The latest numbers from the San Mateo County Department of Health website show 1,080 COVID-19 cases and 41 deaths countywide, with more than 11,000 residents tested and an average of nearly 25 new cases reported per day. The website reiterates county Health Officer Scott Morrow’s statement earlier this month that the case numbers are likely an underestimation because of testing limitations.
In his media briefing last Friday, County Manager Mike Callagy said the county is also planning to release reported cases by ZIP code this week. He said those numbers will be accompanied by infection rates to give a full picture of the spread of the disease.

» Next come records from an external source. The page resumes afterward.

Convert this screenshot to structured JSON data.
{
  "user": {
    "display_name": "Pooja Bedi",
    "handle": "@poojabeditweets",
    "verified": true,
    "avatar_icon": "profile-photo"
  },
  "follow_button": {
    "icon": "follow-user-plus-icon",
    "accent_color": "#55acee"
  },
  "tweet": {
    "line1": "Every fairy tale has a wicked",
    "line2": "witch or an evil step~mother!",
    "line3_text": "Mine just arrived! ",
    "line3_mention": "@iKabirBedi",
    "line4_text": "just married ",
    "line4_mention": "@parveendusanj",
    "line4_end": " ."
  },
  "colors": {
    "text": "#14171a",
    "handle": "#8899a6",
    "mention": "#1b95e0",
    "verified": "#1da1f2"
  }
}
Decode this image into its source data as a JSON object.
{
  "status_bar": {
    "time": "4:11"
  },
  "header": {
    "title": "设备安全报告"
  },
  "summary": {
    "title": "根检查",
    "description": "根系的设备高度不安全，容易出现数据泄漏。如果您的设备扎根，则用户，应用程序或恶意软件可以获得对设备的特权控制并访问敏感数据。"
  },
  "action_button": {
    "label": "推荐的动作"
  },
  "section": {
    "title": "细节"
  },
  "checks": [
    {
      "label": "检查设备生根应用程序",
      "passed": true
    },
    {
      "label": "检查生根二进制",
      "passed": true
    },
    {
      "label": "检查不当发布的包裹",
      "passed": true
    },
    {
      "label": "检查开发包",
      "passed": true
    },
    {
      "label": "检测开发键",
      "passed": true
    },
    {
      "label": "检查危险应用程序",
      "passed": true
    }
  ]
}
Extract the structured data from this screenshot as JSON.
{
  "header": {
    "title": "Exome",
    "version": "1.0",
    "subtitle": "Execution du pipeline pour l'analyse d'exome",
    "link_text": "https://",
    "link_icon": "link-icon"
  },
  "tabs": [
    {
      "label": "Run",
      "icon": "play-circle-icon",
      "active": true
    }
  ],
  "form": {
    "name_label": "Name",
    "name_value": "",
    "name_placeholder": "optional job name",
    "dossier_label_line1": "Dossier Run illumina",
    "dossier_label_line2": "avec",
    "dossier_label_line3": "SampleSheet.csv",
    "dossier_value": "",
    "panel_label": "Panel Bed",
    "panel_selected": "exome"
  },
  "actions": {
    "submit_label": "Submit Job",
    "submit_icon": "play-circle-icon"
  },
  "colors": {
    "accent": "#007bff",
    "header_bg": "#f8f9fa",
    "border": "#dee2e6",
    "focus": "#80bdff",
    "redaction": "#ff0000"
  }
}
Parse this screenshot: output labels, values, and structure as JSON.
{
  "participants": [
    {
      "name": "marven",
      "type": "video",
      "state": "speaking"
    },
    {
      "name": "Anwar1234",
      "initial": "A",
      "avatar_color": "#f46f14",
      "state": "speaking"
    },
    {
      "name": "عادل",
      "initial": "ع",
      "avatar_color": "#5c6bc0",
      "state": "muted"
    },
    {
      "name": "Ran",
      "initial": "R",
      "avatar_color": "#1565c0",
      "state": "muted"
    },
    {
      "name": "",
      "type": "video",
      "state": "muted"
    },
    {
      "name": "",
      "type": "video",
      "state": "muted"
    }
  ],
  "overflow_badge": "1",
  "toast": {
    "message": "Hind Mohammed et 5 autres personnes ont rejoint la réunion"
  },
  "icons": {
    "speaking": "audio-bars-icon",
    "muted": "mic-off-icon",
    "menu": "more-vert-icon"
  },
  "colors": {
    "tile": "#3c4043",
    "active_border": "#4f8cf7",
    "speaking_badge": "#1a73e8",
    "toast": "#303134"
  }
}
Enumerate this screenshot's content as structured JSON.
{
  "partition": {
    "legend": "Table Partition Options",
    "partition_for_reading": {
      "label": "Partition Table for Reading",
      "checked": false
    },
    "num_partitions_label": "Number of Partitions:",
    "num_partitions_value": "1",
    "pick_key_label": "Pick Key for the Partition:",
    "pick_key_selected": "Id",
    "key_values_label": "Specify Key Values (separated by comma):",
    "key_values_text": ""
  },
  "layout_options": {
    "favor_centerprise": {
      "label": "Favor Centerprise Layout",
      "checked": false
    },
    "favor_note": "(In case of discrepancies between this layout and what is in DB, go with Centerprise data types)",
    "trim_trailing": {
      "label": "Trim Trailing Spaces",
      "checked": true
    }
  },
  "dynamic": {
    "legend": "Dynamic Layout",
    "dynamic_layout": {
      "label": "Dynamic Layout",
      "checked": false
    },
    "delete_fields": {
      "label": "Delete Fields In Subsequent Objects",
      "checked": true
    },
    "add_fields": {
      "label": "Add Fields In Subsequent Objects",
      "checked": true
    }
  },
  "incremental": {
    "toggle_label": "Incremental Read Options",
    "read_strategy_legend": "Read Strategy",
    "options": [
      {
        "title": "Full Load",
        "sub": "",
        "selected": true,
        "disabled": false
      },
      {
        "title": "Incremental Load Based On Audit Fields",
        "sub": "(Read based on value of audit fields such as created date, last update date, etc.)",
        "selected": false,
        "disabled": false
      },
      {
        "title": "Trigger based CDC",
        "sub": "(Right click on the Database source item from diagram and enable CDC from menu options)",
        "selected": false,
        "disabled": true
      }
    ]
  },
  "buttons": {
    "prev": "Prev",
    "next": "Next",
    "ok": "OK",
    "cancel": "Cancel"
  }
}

Callagy warned residents not to take a low number of local cases as a sign that COVID-19 isn’t dangerous in one area.
“It’s highly contagious, and many people are asymptomatic but still spreading it ...” Callagy said. “We will (add infection rates) so that we don’t paint an unrealistic picture for those members of every city who might think, ‘Oh, I just have a couple here, so we’re safe.’ That is not the case.”
Callagy echoed that more information on limited reopening of some activities, including gradual reopening of some parks and trails, is forthcoming, but said general social distancing and mask requirements will continue. Callagy recognized the difficulty of continuing shelter-in-place, especially as the weather gets warmer, but encouraged residents to abide by the five-mile order and not crowd beaches or overwhelm coastal grocery stores.
“We don’t want to get to the fall and have this spread like wildfire again,” Callagy said.